I developed a method to buying bananas. I’d usually get five or six divided into ripe, almost ripe and greener than a seasick sailor.

This system would keep the Gomper banana supply stable for at least three days.

• Colors? My mom liked her azaleas in pink and everything else in turquoise. That was the color of her favorite jewelry, best clothing and the shag carpet she had installed over our perfectly fine hardwood floors in 1974.

• Thanks to my mom I became fluent in the day-to-day antics as seen on those TV game show icons, “The Price is Right” and “Let’s Make a Deal.”

• Meanwhile, I kept her entertained with practical jokes.

Like sneaking into her room when she was asleep, for example, and calling her on my iPhone from the closet or bedroom floor.

“Where are you?” she’d ask.

“Sandpoint,” I’d say.

“Sandpoint? You said you were coming here. What are you doing in Sandpoint?”

“I think I took a wrong turn.”

About then I’d poke my head out and nearly wet myself from laughter while she called me a jackass.

• Mom loved Russell Stover chocolate-covered marshmallow candies of whatever season was handy.
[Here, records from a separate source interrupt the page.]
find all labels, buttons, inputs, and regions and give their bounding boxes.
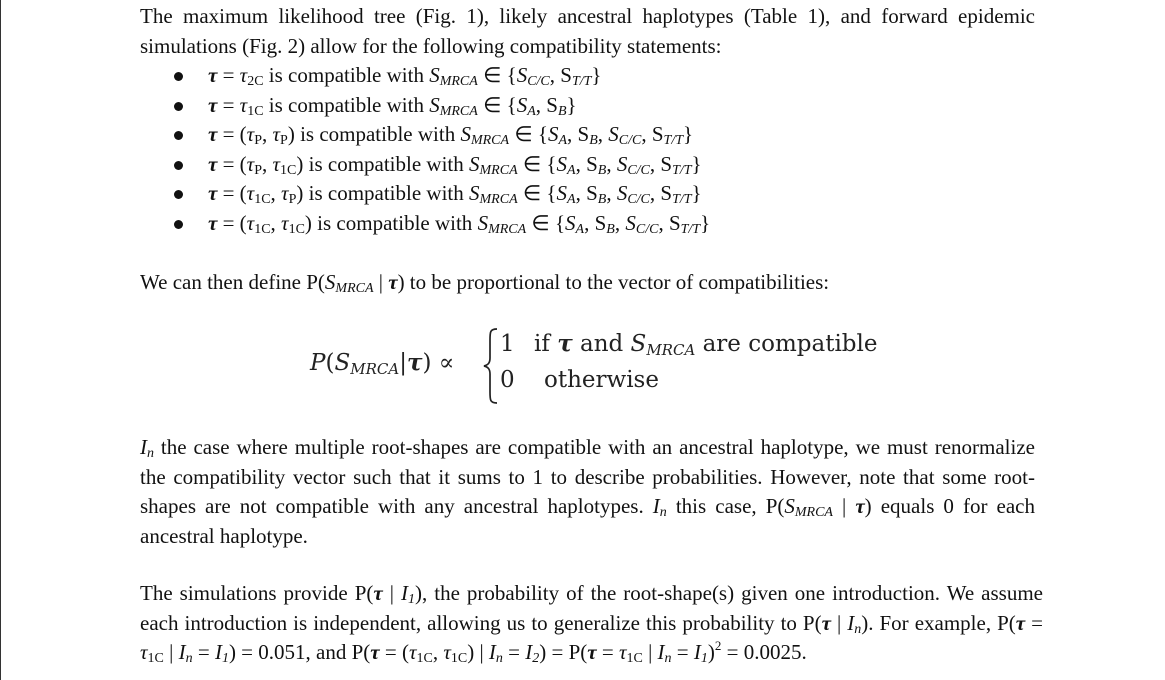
case-value: 1 <box>500 331 515 357</box>
compatibility-item: τ = τ1C is compatible with SMRCA ∈ {SA, … <box>174 91 710 121</box>
compatibility-item-text: τ = (τ1C, τP) is compatible with SMRCA ∈… <box>208 181 702 208</box>
bullet-icon <box>174 72 183 81</box>
bullet-icon <box>174 190 183 200</box>
compatibility-item: τ = (τ1C, τ1C) is compatible with SMRCA … <box>174 209 710 239</box>
page-border-line <box>0 0 1 680</box>
compatibility-list: τ = τ2C is compatible with SMRCA ∈ {SC/C… <box>174 61 710 239</box>
compatibility-item-text: τ = τ2C is compatible with SMRCA ∈ {SC/C… <box>208 63 602 89</box>
compatibility-item-text: τ = (τP, τ1C) is compatible with SMRCA ∈… <box>208 151 702 178</box>
bullet-icon <box>174 219 183 229</box>
equation-case-compatible: 1 if τ and SMRCA are compatible <box>500 330 878 359</box>
case-value: 0 <box>500 367 515 393</box>
intro-paragraph: The maximum likelihood tree (Fig. 1), li… <box>140 4 1035 58</box>
definition-paragraph: We can then define P(SMRCA | τ) to be pr… <box>140 270 830 296</box>
compatibility-equation: P(SMRCA|τ) ∝ 1 if τ and SMRCA are compati… <box>310 328 910 404</box>
bullet-icon <box>174 131 183 141</box>
renormalize-paragraph: In the case where multiple root-shapes a… <box>140 435 1036 548</box>
case-condition: if τ and SMRCA are compatible <box>534 330 878 359</box>
equation-case-otherwise: 0 otherwise <box>500 367 659 393</box>
compatibility-item: τ = (τP, τP) is compatible with SMRCA ∈ … <box>174 120 710 150</box>
compatibility-item: τ = τ2C is compatible with SMRCA ∈ {SC/C… <box>174 61 710 91</box>
simulations-paragraph: The simulations provide P(τ | I1), the p… <box>140 581 1043 666</box>
compatibility-item: τ = (τ1C, τP) is compatible with SMRCA ∈… <box>174 179 710 209</box>
compatibility-item: τ = (τP, τ1C) is compatible with SMRCA ∈… <box>174 150 710 180</box>
case-condition: otherwise <box>544 367 659 393</box>
bullet-icon <box>174 160 183 170</box>
compatibility-item-text: τ = (τ1C, τ1C) is compatible with SMRCA … <box>208 210 711 237</box>
compatibility-item-text: τ = τ1C is compatible with SMRCA ∈ {SA, … <box>208 92 577 119</box>
left-brace-icon <box>483 328 498 404</box>
compatibility-item-text: τ = (τP, τP) is compatible with SMRCA ∈ … <box>208 122 694 149</box>
equation-lhs: P(SMRCA|τ) ∝ <box>310 349 455 378</box>
bullet-icon <box>174 101 183 111</box>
Easter eggs. Santas. Pumpkins. Hearts …

I bought them for her by the carload and usually at Rite Aid while I was picking up her prescriptions.

Of course, you can’t just waltz up to a pharmacy window and pick up your mom’s meds on good looks alone.

The pharmacists first want to know the patient’s date of birth in order to cue up the right order.

To which I would automatically utter, “9/22.”

I did this so often that I’m wondering now if I’ll ever be able to pass a Rite Aid again without my mom’s birthday coming to mind.

Speaking of which, my mom loved the numeric flow of her birth date.

“September 22, 1922,” she would say proudly, “and I’m 92 years old.”

• My mom’s amazing memory never left her.

She could name my third-grade classmates, say, and tell me which moms served with her on the PTA.

Or she’d tell stories about John Wayne filming Westerns in the small southern Utah town where she grew up.

Lately, I’ve been kicking myself for not asking her where she hid the rings she intended to give to her granddaughters after her passing.

• My mom had pet expressions for practically everything.

Cash was never cash, for example. “Would you get me some folding money?” she’d ask.

Sunglasses were “colored glasses,” and I always knew when my mom was having a particularly rough day.

“I hurt all over worse than anyplace else,” she’d tell me.

I heard that one a lot toward the end.

One morning last week, a few days after I laid a pink rose on her casket, I dialed her number one last time. Sat there in my truck, listening to it ring maybe 12 or 15 times.

Then I hung up.

It’s the little things that get to you.